Les dirigeants d'entreprise suivants : 

  • les gérants minoritaires ou égalitaires de SARL ou de SELARL ;
  • les présidents du conseil d’administration, directeurs généraux et directeurs généraux délégués de SA ou SELAFA ;
  • les présidents et dirigeants de SAS ou de SELAS ;
  • les directeurs généraux et les directeurs généraux délégués d'institutions de prévoyance, d'unions d'institutions de prévoyance, de sociétés de groupe assurantiel de protection sociale. 

Salariés non pris en compte dans l’effectif

Les salariés en CDD dans le cadre d'un remplacement de salarié absent ou dont le contrat de travail est suspendu (le salarié absent ou remplacé reste décompté).

Les salariés mis à disposition par une entreprise extérieure.

Les apprentis, salariés en contrat initiative-emploi, en contrat d’accompagnement dans l’emploi ou en contrat de professionnalisation.

Ainsi, au 31 décembre, l’effectif est calculé en tenant compte de tous les salariés affectés au sein de chaque établissement de l’entreprise situé dans la zone géographique de référence.
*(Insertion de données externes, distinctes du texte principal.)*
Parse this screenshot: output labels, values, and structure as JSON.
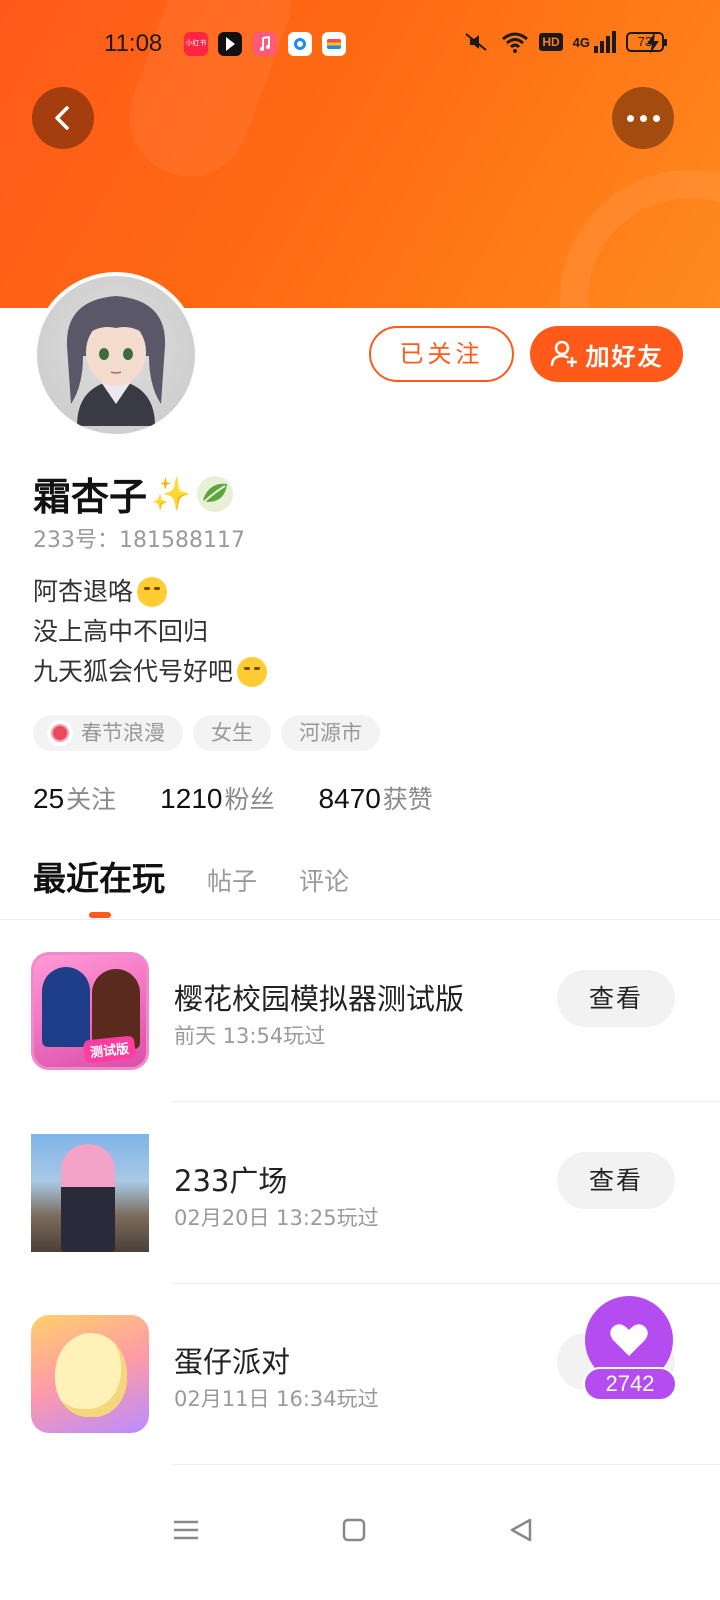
{
  "status_bar": {
    "time": "11:08",
    "apps": [
      "小红书",
      "",
      "",
      "",
      ""
    ],
    "hd": "HD",
    "network": "4G",
    "battery": "73"
  },
  "profile": {
    "username": "霜杏子",
    "uid_label": "233号：",
    "uid_value": "181588117",
    "follow_label": "已关注",
    "add_friend_label": "加好友",
    "bio": [
      "阿杏退咯",
      "没上高中不回归",
      "九天狐会代号好吧"
    ],
    "tags": [
      "春节浪漫",
      "女生",
      "河源市"
    ],
    "stats": [
      {
        "num": "25",
        "label": "关注"
      },
      {
        "num": "1210",
        "label": "粉丝"
      },
      {
        "num": "8470",
        "label": "获赞"
      }
    ]
  },
  "tabs": [
    "最近在玩",
    "帖子",
    "评论"
  ],
  "games": [
    {
      "name": "樱花校园模拟器测试版",
      "time": "前天 13:54玩过",
      "button": "查看",
      "badge": "测试版"
    },
    {
      "name": "233广场",
      "time": "02月20日 13:25玩过",
      "button": "查看"
    },
    {
      "name": "蛋仔派对",
      "time": "02月11日 16:34玩过",
      "button": "查看"
    }
  ],
  "like_count": "2742",
  "colors": {
    "accent": "#ff5a1a",
    "like": "#b44cf0"
  }
}
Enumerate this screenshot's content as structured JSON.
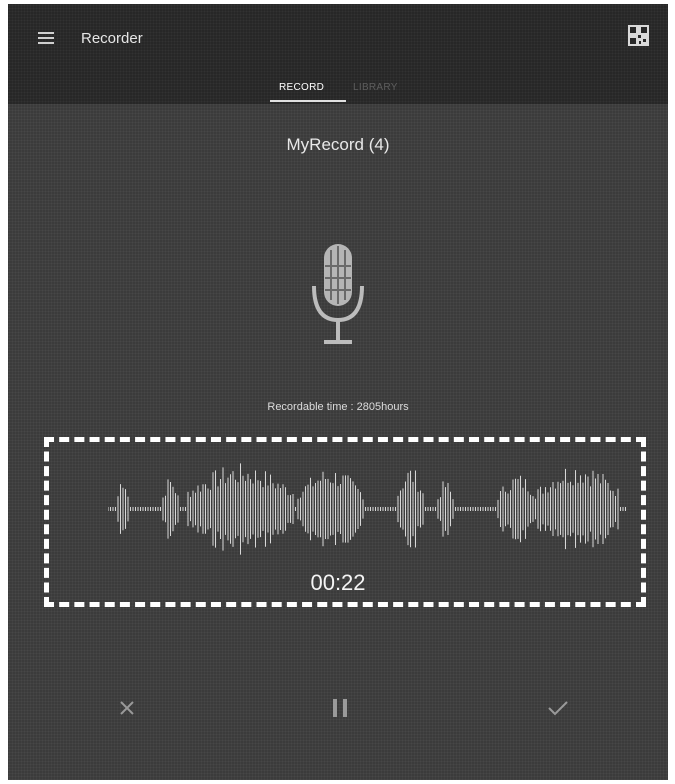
{
  "header": {
    "app_title": "Recorder"
  },
  "tabs": [
    {
      "label": "RECORD",
      "active": true
    },
    {
      "label": "LIBRARY",
      "active": false
    }
  ],
  "recording": {
    "name": "MyRecord (4)",
    "recordable_time": "Recordable time : 2805hours",
    "elapsed": "00:22"
  },
  "controls": {
    "cancel_icon": "close-icon",
    "pause_icon": "pause-icon",
    "save_icon": "check-icon"
  }
}
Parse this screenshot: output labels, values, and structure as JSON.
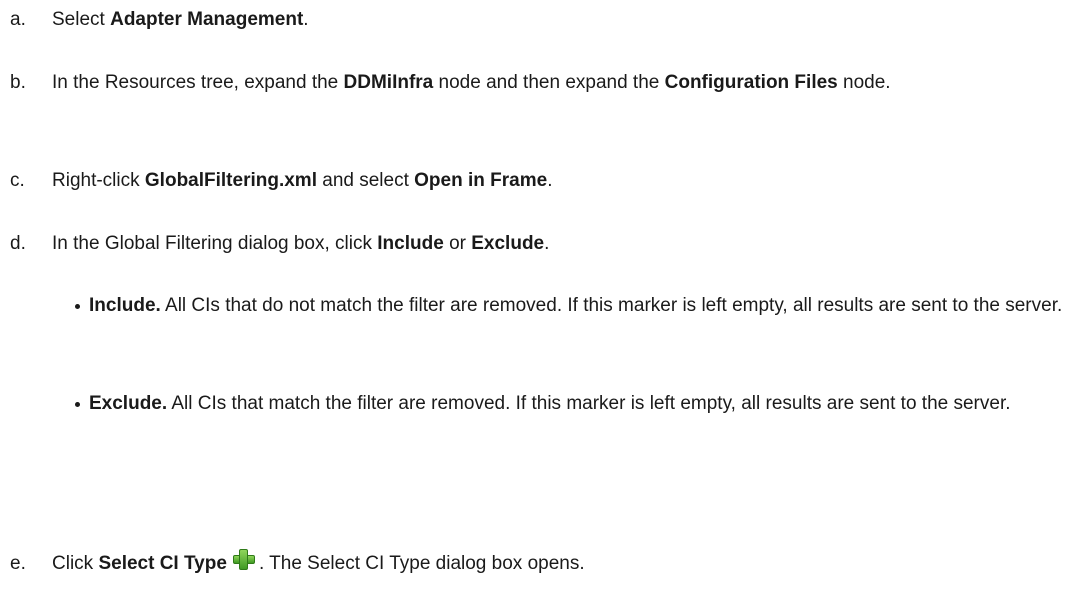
{
  "steps": {
    "a": {
      "marker": "a.",
      "t1": "Select ",
      "b1": "Adapter Management",
      "t2": "."
    },
    "b": {
      "marker": "b.",
      "t1": "In the Resources tree, expand the ",
      "b1": "DDMiInfra",
      "t2": " node and then expand the ",
      "b2": "Configuration Files",
      "t3": " node."
    },
    "c": {
      "marker": "c.",
      "t1": "Right-click ",
      "b1": "GlobalFiltering.xml",
      "t2": " and select ",
      "b2": "Open in Frame",
      "t3": "."
    },
    "d": {
      "marker": "d.",
      "t1": "In the Global Filtering dialog box, click ",
      "b1": "Include",
      "t2": " or ",
      "b2": "Exclude",
      "t3": "."
    },
    "e": {
      "marker": "e.",
      "t1": "Click ",
      "b1": "Select CI Type",
      "icon": "green-plus-icon",
      "t2": ". The Select CI Type dialog box opens."
    }
  },
  "bullets": [
    {
      "bold": "Include.",
      "text": " All CIs that do not match the filter are removed. If this marker is left empty, all results are sent to the server."
    },
    {
      "bold": "Exclude.",
      "text": " All CIs that match the filter are removed. If this marker is left empty, all results are sent to the server."
    }
  ]
}
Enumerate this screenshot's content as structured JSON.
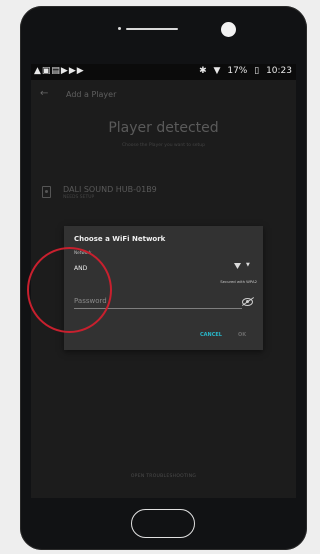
{
  "status_bar": {
    "left_icons": "▲▣▤▶▶▶",
    "bluetooth": "✱",
    "wifi": "▼",
    "battery": "17%",
    "time": "10:23"
  },
  "app_bar": {
    "title": "Add a Player"
  },
  "background": {
    "title": "Player detected",
    "subtitle": "Choose the Player you want to setup",
    "device_name": "DALI SOUND HUB-01B9",
    "device_sub": "NEEDS SETUP",
    "footer_link": "OPEN TROUBLESHOOTING"
  },
  "dialog": {
    "title": "Choose a WiFi Network",
    "network_label": "Network",
    "network_value": "AND",
    "secured_text": "Secured with WPA2",
    "password_placeholder": "Password",
    "cancel_label": "CANCEL",
    "ok_label": "OK"
  },
  "colors": {
    "accent": "#29b6c8",
    "annotation": "#c8202e",
    "dialog_bg": "#323232",
    "screen_bg": "#1c1c1c"
  }
}
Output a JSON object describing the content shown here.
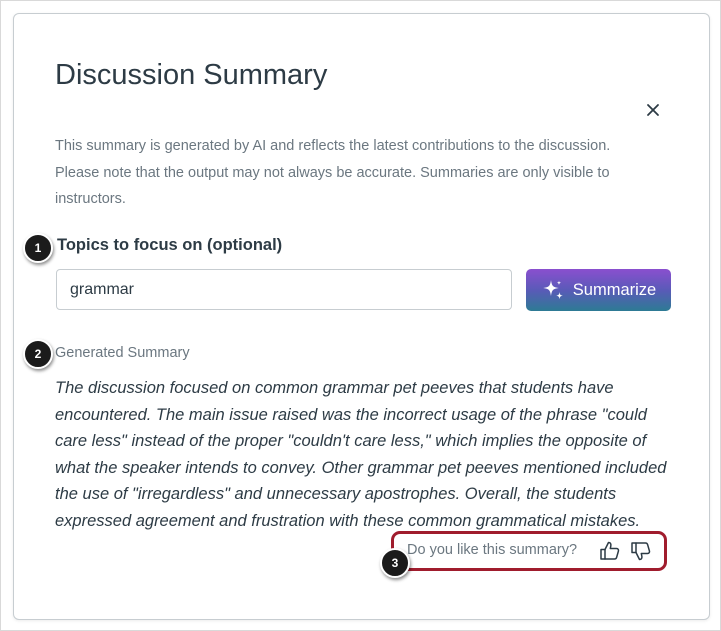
{
  "dialog": {
    "title": "Discussion Summary",
    "description": "This summary is generated by AI and reflects the latest contributions to the discussion. Please note that the output may not always be accurate. Summaries are only visible to instructors.",
    "close_icon": "close-icon"
  },
  "topics": {
    "label": "Topics to focus on (optional)",
    "value": "grammar"
  },
  "summarize_button": {
    "label": "Summarize",
    "icon": "sparkle-icon",
    "gradient_colors": [
      "#8a4fcf",
      "#5a5ab8",
      "#2d7b94"
    ]
  },
  "summary": {
    "label": "Generated Summary",
    "text": "The discussion focused on common grammar pet peeves that students have encountered. The main issue raised was the incorrect usage of the phrase \"could care less\" instead of the proper \"couldn't care less,\" which implies the opposite of what the speaker intends to convey. Other grammar pet peeves mentioned included the use of \"irregardless\" and unnecessary apostrophes. Overall, the students expressed agreement and frustration with these common grammatical mistakes."
  },
  "feedback": {
    "prompt": "Do you like this summary?",
    "like_icon": "thumbs-up-icon",
    "dislike_icon": "thumbs-down-icon",
    "highlight_color": "#a01c2d"
  },
  "callouts": [
    "1",
    "2",
    "3"
  ]
}
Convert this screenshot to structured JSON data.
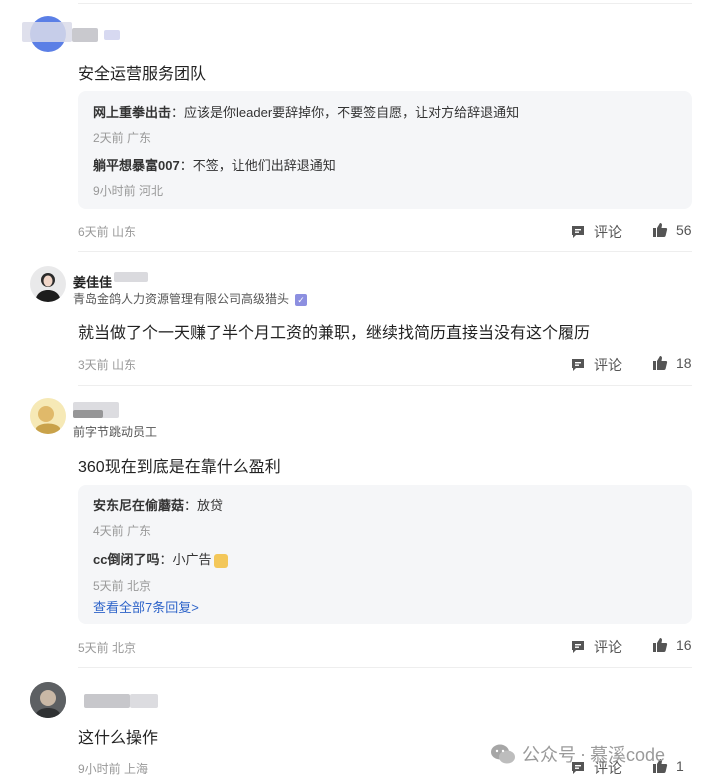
{
  "comments": [
    {
      "name": "",
      "text": "安全运营服务团队",
      "replies": [
        {
          "user": "网上重拳出击",
          "text": "应该是你leader要辞掉你，不要签自愿，让对方给辞退通知",
          "meta": "2天前 广东"
        },
        {
          "user": "躺平想暴富007",
          "text": "不签，让他们出辞退通知",
          "meta": "9小时前 河北"
        }
      ],
      "meta": "6天前 山东",
      "comment_label": "评论",
      "likes": "56"
    },
    {
      "name": "姜佳佳",
      "subtitle": "青岛金鸽人力资源管理有限公司高级猎头",
      "text": "就当做了个一天赚了半个月工资的兼职，继续找简历直接当没有这个履历",
      "meta": "3天前 山东",
      "comment_label": "评论",
      "likes": "18"
    },
    {
      "name": "",
      "subtitle": "前字节跳动员工",
      "text": "360现在到底是在靠什么盈利",
      "replies": [
        {
          "user": "安东尼在偷蘑菇",
          "text": "放贷",
          "meta": "4天前 广东"
        },
        {
          "user": "cc倒闭了吗",
          "text": "小广告",
          "meta": "5天前 北京"
        }
      ],
      "view_all": "查看全部7条回复>",
      "meta": "5天前 北京",
      "comment_label": "评论",
      "likes": "16"
    },
    {
      "name": "",
      "text": "这什么操作",
      "meta": "9小时前 上海",
      "comment_label": "评论",
      "likes": "1"
    }
  ],
  "watermark": {
    "brand": "公众号",
    "dot": "·",
    "name": "慕溪code"
  },
  "colors": {
    "link": "#2e64c9",
    "reply_bg": "#f5f6f8",
    "meta": "#999999"
  }
}
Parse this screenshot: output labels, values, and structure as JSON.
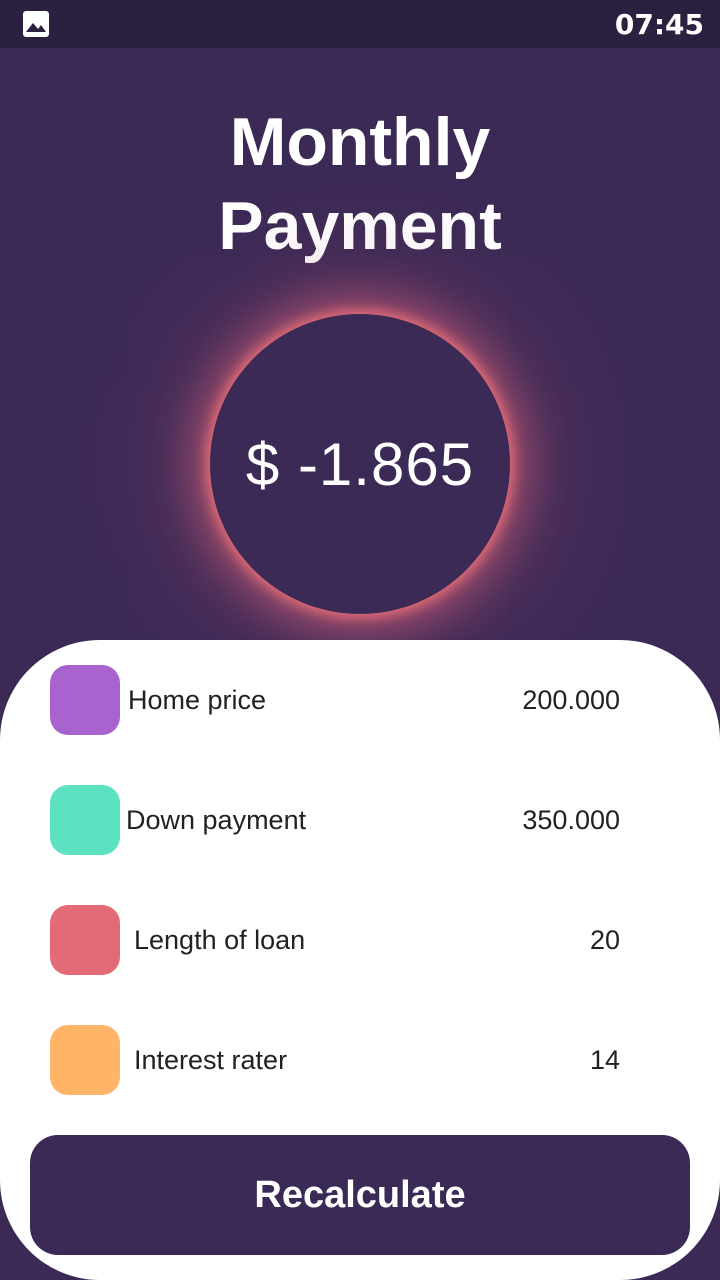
{
  "status_bar": {
    "time": "07:45",
    "left_icon": "gallery-icon"
  },
  "header": {
    "title_line1": "Monthly",
    "title_line2": "Payment"
  },
  "payment": {
    "value": "$ -1.865"
  },
  "fields": [
    {
      "label": "Home price",
      "value": "200.000",
      "color": "#a963cf"
    },
    {
      "label": "Down payment",
      "value": "350.000",
      "color": "#5ce1c1"
    },
    {
      "label": "Length of loan",
      "value": "20",
      "color": "#e36b78"
    },
    {
      "label": "Interest rater",
      "value": "14",
      "color": "#ffb467"
    }
  ],
  "actions": {
    "recalculate_label": "Recalculate"
  },
  "colors": {
    "background": "#3c2a56",
    "status_bar": "#2c2040",
    "card": "#ffffff",
    "glow": "#e87078"
  }
}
Toutefois, des règles spécifiques sont prévues pour certaines catégories de salariés :

  • les salariés titulaires d’un contrat de mission avec une entreprise de travail temporaire ou d’un contrat de travail avec un groupement d’employeurs : l'employeur doit tenir compte du lieu d’exécution de leur mission ou de leur activité dans chacune des zones où le versement mobilité s'applique ;
  • les autres salariés exerçant leur activité hors d’un établissement de l'employeur : l'employeur doit tenir compte du lieu où est exercée cette activité pendant plus de 3 mois consécutifs dans chacune des zones où le versement mobilité s'applique.